Zhang visited the local prosecutors' department and court several times to review the case files, and also actively exchanged views with the prosecutors and judges, according to Kourtidis.

In July, the court "adopted some of the lawyer's defense opinions and gave me a lenient sentence, rather than the death penalty", he said. "I hope good behavior in prison will give me a chance to begin a new life with my only daughter and my elderly father in Australia," he added.

Rising numbers

Kourtidis was just one of the 1,000 foreign offenders, mostly related to criminal cases, who received free legal aid services in China last year, an increase of 20 percent compared with 2012.

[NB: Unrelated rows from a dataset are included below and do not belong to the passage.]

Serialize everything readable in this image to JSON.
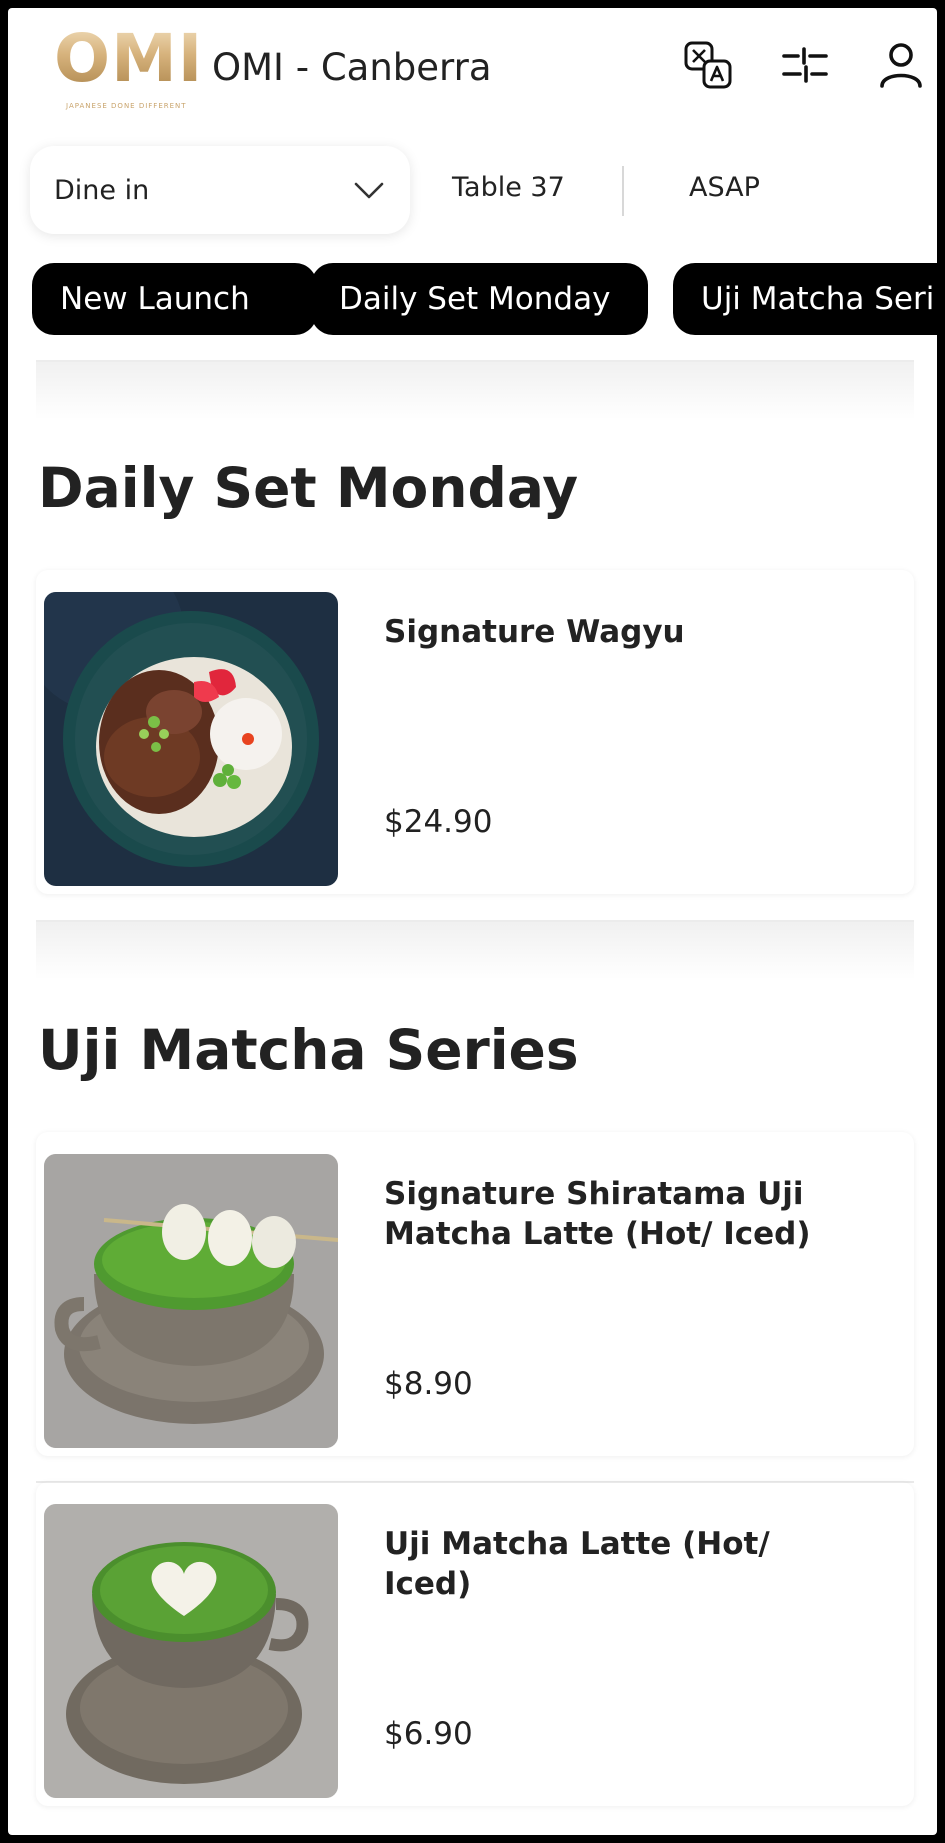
{
  "header": {
    "logo_text": "OMI",
    "logo_tagline": "JAPANESE DONE DIFFERENT",
    "store_name": "OMI - Canberra",
    "icons": [
      "translate-icon",
      "filter-sliders-icon",
      "user-account-icon"
    ]
  },
  "order": {
    "type_label": "Dine in",
    "table_label": "Table 37",
    "time_label": "ASAP"
  },
  "categories": [
    "New Launch",
    "Daily Set Monday",
    "Uji Matcha Seri"
  ],
  "sections": [
    {
      "title": "Daily Set Monday",
      "items": [
        {
          "name": "Signature Wagyu",
          "price": "$24.90"
        }
      ]
    },
    {
      "title": "Uji Matcha Series",
      "items": [
        {
          "name": "Signature Shiratama Uji Matcha Latte (Hot/ Iced)",
          "price": "$8.90"
        },
        {
          "name": "Uji Matcha Latte (Hot/ Iced)",
          "price": "$6.90"
        }
      ]
    }
  ],
  "colors": {
    "chip_background": "#000000",
    "chip_text": "#ffffff",
    "logo_gold": "#c9a46c",
    "text": "#222222"
  }
}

Since amendments to the Criminal Procedural Law took effect in early 2013, China has widened the scope of free legal services available to convicted foreigners, including those sentenced to death or life imprisonment, and for those in financial difficulty. Previously, only prisoners who had been sentenced to death were eligible to receive free legal aid.

At present, there are 68,318 legal aid departments at the provincial, city, township and village levels, and about 200,000 lawyers across China are obliged to provide free legal aid to foreign criminals.

"If they don't have a defense lawyer, we will ask the local legal aid department to appoint an experienced lawyer to defend them and fully protect their human and legal rights in China," Sang Ning, deputy director of the Legal Aid Center at the Ministry of Justice, said.